[QUOTE=Cisco]
That’s one of the few things that keeps me from actually registering as a Democrat. How is banning or highly restricting guns “liberal”?
[/QUOTE]
My view on this is that conservatives (and I don’t mean Bush and crew) view rights as “government is evil, rights must be defended and protected against them” whereas the socialistic view is “government is benevolent, rights will be granted by them”.
Guns in the minds of a lot of people, pro and con, are the ultimate sign of rugged individualism. Socialism abhors rugged individualism - people who not only don’t rely on the government but actively buck the system are problems. Conservatism (and like I said, I don’t mean the fascist jingoistic current Republican party) embraces individuals who don’t rely on the government and are willing to buck the system.
John DiFool has a point. The “no one is ever responsible for their actions” crowd (which highly correlates with “liberals”) has to blame some external factor on anything anyone does that’s wrong. In the case of crime, one of the things that receives the blame is the guns, as if guns were the causitive factor in violence or crime, rather than a tool. Watching biased news reports against guns, you might think that they occasionally sprout legs and go shoot people on their own. So in their view, getting rid of guns can cure the underlying problem and we’ll all form one big group hug with sunshine and lollipops.
Practically, it’s a bad issue for the democrats. They’ve already got the votes of people who care deeply about the anti-gun issue. Psychotic morons like Sarah Brady are going to vote democrat regardless. There are more people who feel strongly on the other side, the pro-gun side. A lot of those lean republican anyway, but I’ve met quite a few who don’t like the way the republicans are going but feel obligated to go that way because gun rights is their number one issue. Now, practically, that’s stupid, because republicans haven’t been gun-friendly either, and those people accept gun bans if it comes from a republican while foaming at the mouth if it comes from a democrat because apparently it’s more pleasant to be raped by your own guy.

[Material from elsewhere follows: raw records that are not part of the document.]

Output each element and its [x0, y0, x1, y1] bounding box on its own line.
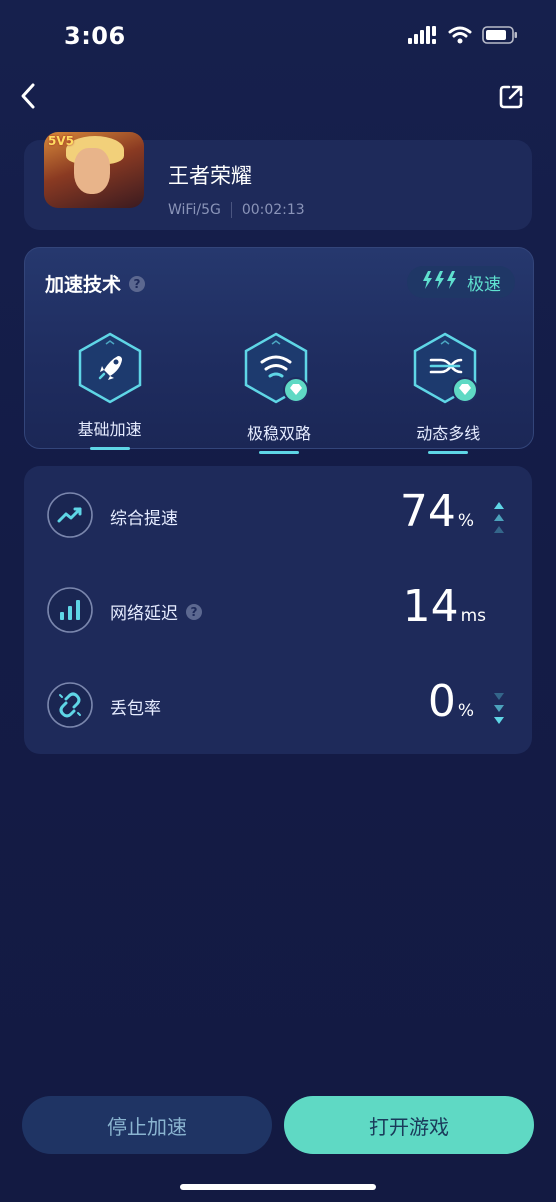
tech-item-underline	[428, 451, 469, 454]
tech-item-label: 极稳双路	[246, 424, 311, 443]
tech-title-text: 加速技术	[45, 274, 122, 296]
share-button[interactable]	[494, 82, 528, 116]
tech-item-underline	[258, 451, 299, 454]
tech-item-underline	[89, 447, 130, 450]
stat-value: 0%	[428, 676, 474, 727]
game-title: 王者荣耀	[168, 164, 252, 188]
stop-accel-button[interactable]: 停止加速	[22, 1096, 272, 1154]
tech-item-multiline[interactable]: 动态多线	[378, 332, 518, 454]
tech-item-dual[interactable]: 极稳双路	[209, 332, 349, 454]
screen: 3:06 5V5 王者荣耀 WiFi/5G 00:02:13 加速技术 ? 极速…	[0, 0, 556, 1202]
network-type: WiFi/5G	[168, 202, 221, 218]
chevron-left-icon	[18, 82, 38, 114]
lightning-icon	[421, 270, 459, 295]
game-icon-badge: 5V5	[48, 134, 74, 148]
stat-number: 0	[427, 676, 456, 727]
question-icon[interactable]: ?	[186, 603, 202, 620]
bar-chart-icon	[47, 587, 93, 633]
stat-label: 丢包率	[110, 694, 161, 719]
tech-title: 加速技术 ?	[45, 270, 146, 297]
stat-row-latency: 网络延迟 ? 14 ms	[24, 581, 532, 641]
meta-divider	[230, 202, 232, 218]
back-button[interactable]	[10, 80, 46, 116]
game-icon-face	[74, 148, 110, 194]
wifi-icon	[448, 26, 472, 48]
multiline-icon	[414, 332, 479, 404]
stat-unit: %	[457, 511, 474, 531]
battery-icon	[482, 26, 518, 48]
stat-row-packet-loss: 丢包率 0%	[24, 676, 532, 736]
stats-card: 综合提速 74% 网络延迟 ? 14 ms 丢包率 0 %	[24, 466, 532, 754]
status-icons	[408, 26, 518, 48]
game-card: 5V5 王者荣耀 WiFi/5G 00:02:13	[24, 132, 532, 230]
tech-item-label: 基础加速	[77, 420, 142, 439]
stat-label-text: 丢包率	[110, 699, 161, 719]
tech-items: 基础加速 极稳双路 动态多线	[25, 332, 533, 454]
game-app-icon: 5V5	[44, 132, 144, 208]
stat-label-text: 综合提速	[110, 509, 178, 529]
stat-unit: ms	[460, 606, 486, 626]
stat-value: 74%	[400, 486, 474, 537]
trend-up-icon	[47, 492, 93, 538]
tech-item-basic[interactable]: 基础加速	[40, 332, 180, 454]
rocket-icon	[78, 332, 141, 404]
accel-tech-card: 加速技术 ? 极速 基础加速 极稳双路 动态多线	[24, 247, 534, 454]
stat-label-text: 网络延迟	[110, 604, 178, 624]
stat-number: 14	[402, 581, 459, 632]
cellular-icon	[408, 26, 438, 48]
broken-link-icon	[47, 682, 93, 728]
status-time: 3:06	[64, 22, 126, 50]
stat-label: 网络延迟 ?	[110, 599, 202, 624]
arrow-down-icon	[494, 693, 504, 724]
speed-badge-label: 极速	[467, 274, 501, 295]
question-icon[interactable]: ?	[129, 275, 146, 292]
speed-badge: 极速	[407, 266, 515, 298]
wifi-signal-icon	[244, 332, 309, 404]
open-game-button[interactable]: 打开游戏	[284, 1096, 534, 1154]
stat-number: 74	[399, 486, 456, 537]
status-bar: 3:06	[0, 0, 556, 72]
game-meta: WiFi/5G 00:02:13	[168, 202, 305, 218]
share-icon	[497, 83, 525, 115]
stat-unit: %	[457, 701, 474, 721]
arrow-up-icon	[494, 502, 504, 533]
tech-item-label: 动态多线	[416, 424, 481, 443]
stat-row-speedup: 综合提速 74%	[24, 486, 532, 546]
stat-value: 14 ms	[403, 581, 486, 632]
accel-duration: 00:02:13	[241, 202, 305, 218]
home-indicator[interactable]	[180, 1184, 376, 1190]
stat-label: 综合提速	[110, 504, 178, 529]
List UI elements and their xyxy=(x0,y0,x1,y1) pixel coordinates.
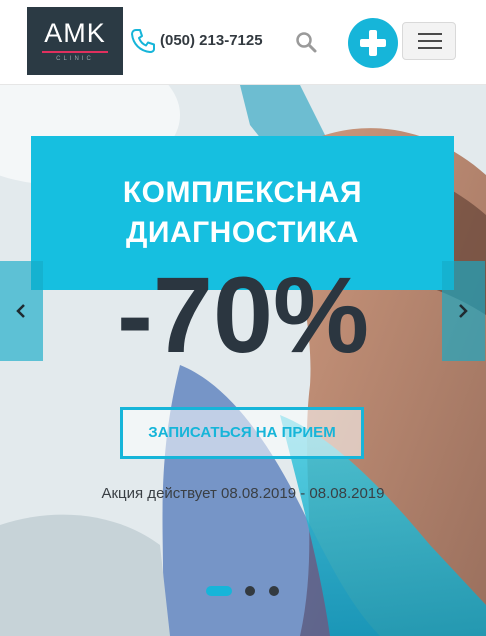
logo-subtitle: CLINIC xyxy=(56,56,94,62)
slider-prev-button[interactable] xyxy=(0,261,43,361)
logo-title: AMK xyxy=(44,18,106,48)
promo-title-line-2: ДИАГНОСТИКА xyxy=(126,216,359,249)
chevron-left-icon xyxy=(16,304,25,318)
hamburger-menu-button[interactable] xyxy=(402,22,456,60)
clinic-logo[interactable]: AMK CLINIC xyxy=(27,7,123,75)
discount-value: -70% xyxy=(116,254,370,375)
book-appointment-button[interactable]: ЗАПИСАТЬСЯ НА ПРИЕМ xyxy=(120,407,364,459)
hamburger-menu-icon xyxy=(418,33,442,35)
slider-next-button[interactable] xyxy=(442,261,485,361)
slider-dot-3[interactable] xyxy=(269,586,279,596)
chevron-right-icon xyxy=(459,304,468,318)
hero-slider: КОМПЛЕКСНАЯ ДИАГНОСТИКА -70% ЗАПИСАТЬСЯ … xyxy=(0,85,486,636)
slider-dot-1[interactable] xyxy=(206,586,232,596)
search-icon[interactable] xyxy=(294,30,318,54)
promo-title-line-1: КОМПЛЕКСНАЯ xyxy=(122,176,363,209)
phone-icon[interactable] xyxy=(128,26,158,56)
add-appointment-button[interactable] xyxy=(348,18,398,68)
slider-dot-2[interactable] xyxy=(245,586,255,596)
logo-underline xyxy=(42,51,108,53)
plus-icon xyxy=(360,30,386,56)
promo-dates-text: Акция действует 08.08.2019 - 08.08.2019 xyxy=(101,485,385,502)
phone-number-link[interactable]: (050) 213-7125 xyxy=(160,32,263,49)
site-header: AMK CLINIC (050) 213-7125 xyxy=(0,0,486,85)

But anyway - if democrats backed off the gun issue, they wouldn’t lose many votes - but they might gain a significant amount of the people who vote republican only because of their perceived support of gun rights. And they have to a large degree over the last 10 years, but if they wake up and realize this they’d be smart to become at least weakly-pro gun rather than passively anti-gun.
[QUOTE=BrainGlutton]
Why does anybody give a rat’s ass?!
This, now, this is about something that matters. Whether you are allowed to own an assault weapon or not does not matter.
Why is this even an issue?
[/quote]
First, if no one cares, why is this an issue? Why all the pushes for bans?
Secondly, as usual, the people who advocate gun bans are ignorant. “semi-automatic” does not mean “assault weapon” (which, itself, is an utterly made up term that essentially means scary-looking guns that have no functional difference from other guns that are more cosmetically pleasing to most people). 99%+ of semi-automatic weapons aren’t what people would call assault weapons.
All weapons that look like this are semi-automatics, and a lot of guns that look like this are. The media has done a good job of implanting the idea that “semi-automatic” means scary cute orphan shooting weapon, or something - as if it were some small subset of particularly scary guns - when the vast majority of modern guns of any type are semi-automatic.
What kind of scary-ass view is that? Government can only rule by the threat of actively suppressing it’s population? Only where the government wishes to enforce policies that are oppressive to its native population does it require a monpoly on force. Lots of countries have existed peacefully with distributed force by having a government that’s not so evil that it makes people violently rebel. The US throughout most of the first half of its history is one example.
And it’s silly, anyway. Of course an armed population with the will to resist can do so against a technologically superior government. They wouldn’t engage in symetric warfare. If even 10% of all gun owners in the US went into active rebellion and the general populace was generally supportive of them, the combined force of the US military would have very little chance of suppressing it. We’d be talking about a movement hundreds of times larger than the insurgency in Iraq.